Continuing the heels of record breaking year, it was obvious that energy storage in 2016 is on track to break through last year’s record.

The year-over-year increase will likely not be as dramatic as 2015’s 243% increase over 2014, but several developments in 2016 show that the storage market is developing in ways that could clear a path for accelerated growth in future years.

In its third quarter, the U.S. Energy Storage Monitor, GTM Research and the Energy Storage Association said they expect the U.S. energy storage market to grow to 260 MW in 2016, up from 226 MW in 2015.

However, it is not just the size and number of the installations in 2016 that is notable, but the quality and specific characteristics of those installations, analyst says.

Energy storage analyst with GTM Research, Brett Simon said “2016 has been a “transition year” for U.S. energy storage.”

“2016 has seen a much more diverse energy storage market, both in terms of the types of systems (market segments) being deployed and the business models,” energy storage analyst with Navigant Research, Alex Eller also said.

While utility scale installations dominated the market in previous years, Eller said 2016 has seen more progress at all market levels. He pointed to contracts for demand response capacity and utility ownership programs as key drivers in that transition.
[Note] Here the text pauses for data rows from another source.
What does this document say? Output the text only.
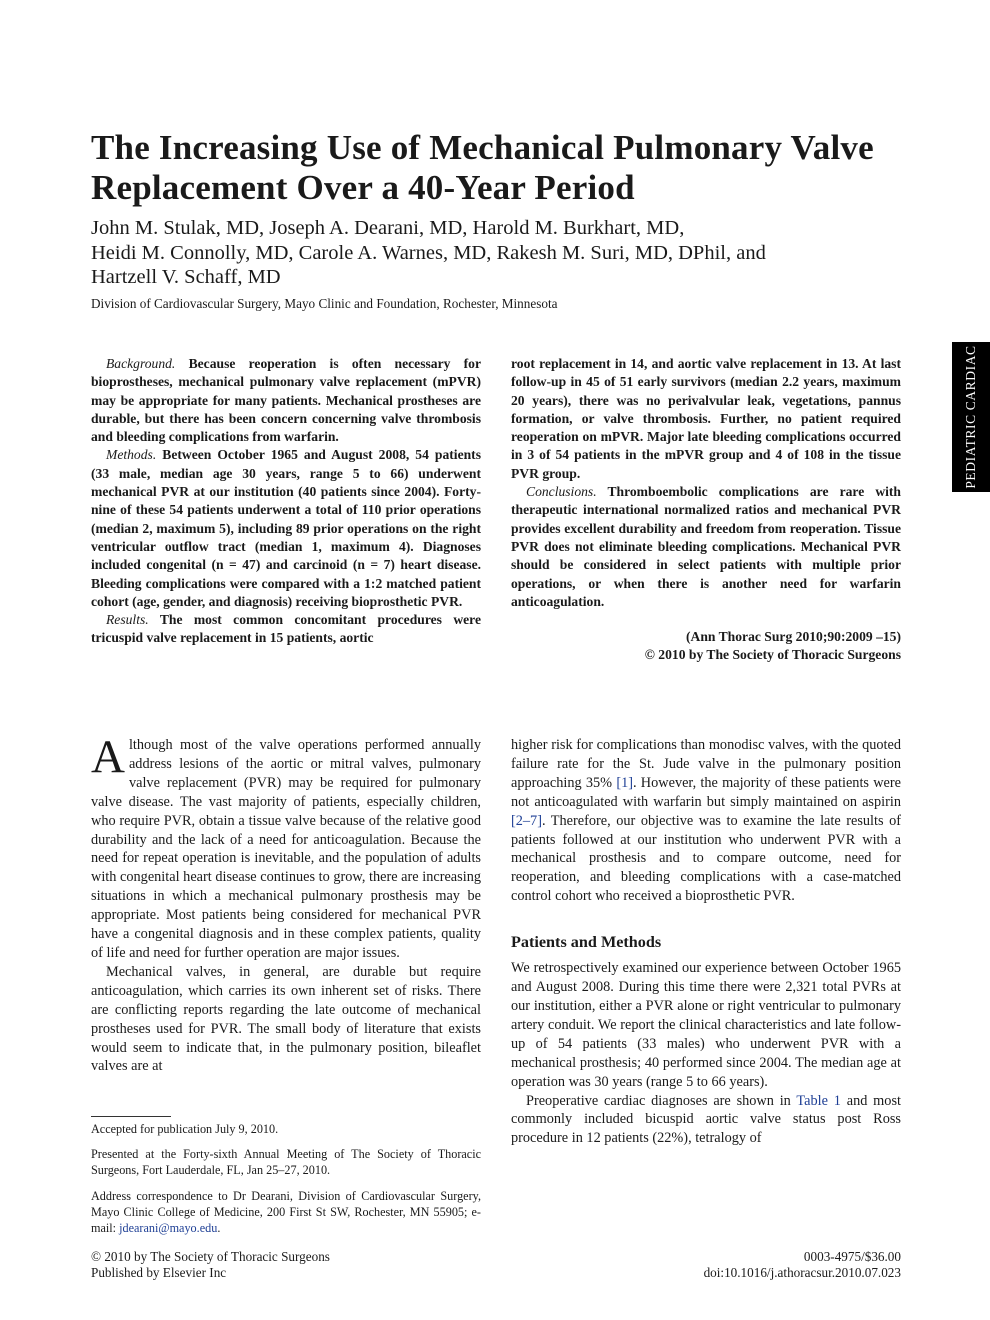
The Increasing Use of Mechanical Pulmonary Valve Replacement Over a 40-Year Period
John M. Stulak, MD, Joseph A. Dearani, MD, Harold M. Burkhart, MD,
Heidi M. Connolly, MD, Carole A. Warnes, MD, Rakesh M. Suri, MD, DPhil, and
Hartzell V. Schaff, MD
Division of Cardiovascular Surgery, Mayo Clinic and Foundation, Rochester, Minnesota
PEDIATRIC CARDIAC

Background. Because reoperation is often necessary for bioprostheses, mechanical pulmonary valve replacement (mPVR) may be appropriate for many patients. Mechanical prostheses are durable, but there has been concern concerning valve thrombosis and bleeding complications from warfarin.

Methods. Between October 1965 and August 2008, 54 patients (33 male, median age 30 years, range 5 to 66) underwent mechanical PVR at our institution (40 patients since 2004). Forty-nine of these 54 patients underwent a total of 110 prior operations (median 2, maximum 5), including 89 prior operations on the right ventricular outflow tract (median 1, maximum 4). Diagnoses included congenital (n = 47) and carcinoid (n = 7) heart disease. Bleeding complications were compared with a 1:2 matched patient cohort (age, gender, and diagnosis) receiving bioprosthetic PVR.

Results. The most common concomitant procedures were tricuspid valve replacement in 15 patients, aortic

root replacement in 14, and aortic valve replacement in 13. At last follow-up in 45 of 51 early survivors (median 2.2 years, maximum 20 years), there was no perivalvular leak, vegetations, pannus formation, or valve thrombosis. Further, no patient required reoperation on mPVR. Major late bleeding complications occurred in 3 of 54 patients in the mPVR group and 4 of 108 in the tissue PVR group.

Conclusions. Thromboembolic complications are rare with therapeutic international normalized ratios and mechanical PVR provides excellent durability and freedom from reoperation. Tissue PVR does not eliminate bleeding complications. Mechanical PVR should be considered in select patients with multiple prior operations, or when there is another need for warfarin anticoagulation.

(Ann Thorac Surg 2010;90:2009 –15)
© 2010 by The Society of Thoracic Surgeons

Although most of the valve operations performed annually address lesions of the aortic or mitral valves, pulmonary valve replacement (PVR) may be required for pulmonary valve disease. The vast majority of patients, especially children, who require PVR, obtain a tissue valve because of the relative good durability and the lack of a need for anticoagulation. Because the need for repeat operation is inevitable, and the population of adults with congenital heart disease continues to grow, there are increasing situations in which a mechanical pulmonary prosthesis may be appropriate. Most patients being considered for mechanical PVR have a congenital diagnosis and in these complex patients, quality of life and need for further operation are major issues.

Mechanical valves, in general, are durable but require anticoagulation, which carries its own inherent set of risks. There are conflicting reports regarding the late outcome of mechanical prostheses used for PVR. The small body of literature that exists would seem to indicate that, in the pulmonary position, bileaflet valves are at

higher risk for complications than monodisc valves, with the quoted failure rate for the St. Jude valve in the pulmonary position approaching 35% [1]. However, the majority of these patients were not anticoagulated with warfarin but simply maintained on aspirin [2–7]. Therefore, our objective was to examine the late results of patients followed at our institution who underwent PVR with a mechanical prosthesis and to compare outcome, need for reoperation, and bleeding complications with a case-matched control cohort who received a bioprosthetic PVR.

Patients and Methods

We retrospectively examined our experience between October 1965 and August 2008. During this time there were 2,321 total PVRs at our institution, either a PVR alone or right ventricular to pulmonary artery conduit. We report the clinical characteristics and late follow-up of 54 patients (33 males) who underwent PVR with a mechanical prosthesis; 40 performed since 2004. The median age at operation was 30 years (range 5 to 66 years).

Preoperative cardiac diagnoses are shown in Table 1 and most commonly included bicuspid aortic valve status post Ross procedure in 12 patients (22%), tetralogy of

Accepted for publication July 9, 2010.

Presented at the Forty-sixth Annual Meeting of The Society of Thoracic Surgeons, Fort Lauderdale, FL, Jan 25–27, 2010.

Address correspondence to Dr Dearani, Division of Cardiovascular Surgery, Mayo Clinic College of Medicine, 200 First St SW, Rochester, MN 55905; e-mail: jdearani@mayo.edu.

© 2010 by The Society of Thoracic Surgeons
Published by Elsevier Inc
0003-4975/$36.00
doi:10.1016/j.athoracsur.2010.07.023
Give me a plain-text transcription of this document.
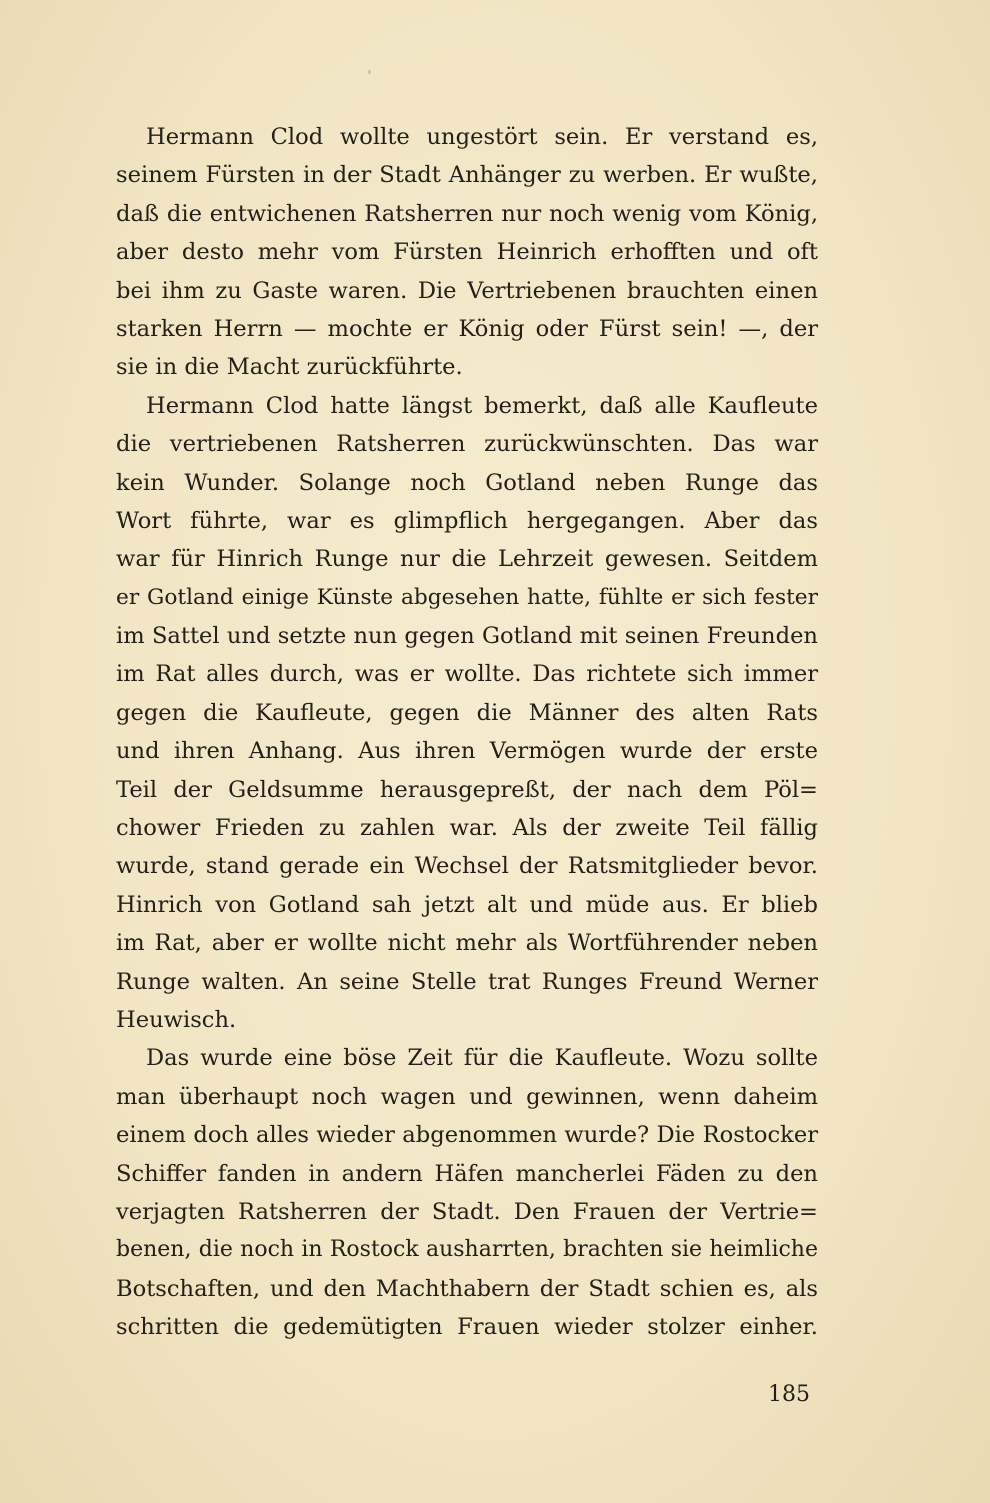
Hermann Clod wollte ungestört sein. Er verstand es,
seinem Fürsten in der Stadt Anhänger zu werben. Er wußte,
daß die entwichenen Ratsherren nur noch wenig vom König,
aber desto mehr vom Fürsten Heinrich erhofften und oft
bei ihm zu Gaste waren. Die Vertriebenen brauchten einen
starken Herrn — mochte er König oder Fürst sein! —, der
sie in die Macht zurückführte.
Hermann Clod hatte längst bemerkt, daß alle Kaufleute
die vertriebenen Ratsherren zurückwünschten. Das war
kein Wunder. Solange noch Gotland neben Runge das
Wort führte, war es glimpflich hergegangen. Aber das
war für Hinrich Runge nur die Lehrzeit gewesen. Seitdem
er Gotland einige Künste abgesehen hatte, fühlte er sich fester
im Sattel und setzte nun gegen Gotland mit seinen Freunden
im Rat alles durch, was er wollte. Das richtete sich immer
gegen die Kaufleute, gegen die Männer des alten Rats
und ihren Anhang. Aus ihren Vermögen wurde der erste
Teil der Geldsumme herausgepreßt, der nach dem Pöl=
chower Frieden zu zahlen war. Als der zweite Teil fällig
wurde, stand gerade ein Wechsel der Ratsmitglieder bevor.
Hinrich von Gotland sah jetzt alt und müde aus. Er blieb
im Rat, aber er wollte nicht mehr als Wortführender neben
Runge walten. An seine Stelle trat Runges Freund Werner
Heuwisch.
Das wurde eine böse Zeit für die Kaufleute. Wozu sollte
man überhaupt noch wagen und gewinnen, wenn daheim
einem doch alles wieder abgenommen wurde? Die Rostocker
Schiffer fanden in andern Häfen mancherlei Fäden zu den
verjagten Ratsherren der Stadt. Den Frauen der Vertrie=
benen, die noch in Rostock ausharrten, brachten sie heimliche
Botschaften, und den Machthabern der Stadt schien es, als
schritten die gedemütigten Frauen wieder stolzer einher.
185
In June, for instance, Consolidated Edison, along with SunPower and Sunverge, announced a $15 million pilot program for a virtual power plant.

Eller also pointed to Southern California Edison’s selection of Swell Energy to install 20 MWh of storage across 3,000 homes for grid services as an example of an innovative business model that offers residential customers energy systems by aggregating systems and selling the output as a demand resource service to a utility.

In the commercial and industrial market, companies such as Stem and Advanced Microgrid Solutions (AMS) have had success using a similar business model that looks to monetize the benefits of storage for both hosts and utilities.

Recent changes in California ISO rules, could make even easier for storage to participate as a demand resource tool in the state’s wholesale market.